Nada hay más placentero que una buena comida, regada con un buen vino en compañía de la gente querida. En los equipos sanitarios, como en cualquier ámbito, no hay éxito que no se celebre con una comilona. Con los deseos desordenados de comer y beber se busca saciar una necesidad de recompensa o alivioLos glotones insaciables compulsivos y recurrentes, responden a conductas que asientan en áreas cerebrales definidas, compartidas en las adicciones. “De celebración en celebración hasta la obesidad y el alcoholismo”. Los excesos con el alcohol entran de lleno en la problemática de la adicción por drogas.

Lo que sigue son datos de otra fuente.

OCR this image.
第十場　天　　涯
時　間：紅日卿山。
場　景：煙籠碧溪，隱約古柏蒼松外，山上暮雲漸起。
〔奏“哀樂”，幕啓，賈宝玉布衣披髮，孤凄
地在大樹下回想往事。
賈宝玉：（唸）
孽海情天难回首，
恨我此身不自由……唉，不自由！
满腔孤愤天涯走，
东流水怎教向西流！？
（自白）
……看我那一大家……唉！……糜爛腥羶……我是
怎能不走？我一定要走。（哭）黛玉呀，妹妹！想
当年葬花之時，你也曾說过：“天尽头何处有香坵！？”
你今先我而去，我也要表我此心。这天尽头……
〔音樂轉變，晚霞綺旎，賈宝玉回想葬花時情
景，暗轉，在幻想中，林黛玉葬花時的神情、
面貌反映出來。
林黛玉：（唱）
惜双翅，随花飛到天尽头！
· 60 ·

 La historia y el arte está plagado de referencias y protagonismos desde la frugal alimentación hasta la gula. Las numerosas citas bíblicas lo atestiguan. En la literatura, sirva de ejemplo la descripción de C. Dickens sobre Joe, gordo comilón, referente del Síndrome de Pickwick. La pedagógica fábula de Samaniego es conocida desde la infancia. “A un panal de rica miel / Dos mil moscas acudieron, / Que por golosas murieron, / Otra dentro de un pastel /Enterró su golosina. / Así, si bien se examina / Los humanos corazones / Perecen en las prisiones / Del vicio que los domina”. En pintura y escultura son llamativos los gordos de Botero y en el cine parecen inevitables las escenas de borracheras y banquetes. Recuérdese como ejemplo la película “La Gran Comilona” de M. Ferrero, escatológica y deliciosa a la vez

La gula y su expresión más llamativa, la obesidad, afecta a múltiples facetas laborales, económicas y sociales. Sanitariamente acaba interaccionando con la autoestima, la diabetes, el cáncer, los riesgos cardiovasculares, respiratorios y el pronóstico de numerosas enfermedades. Entre los profesionales de la salud, reduce su competencia y supone un pésimo ejemplo para los pacientes.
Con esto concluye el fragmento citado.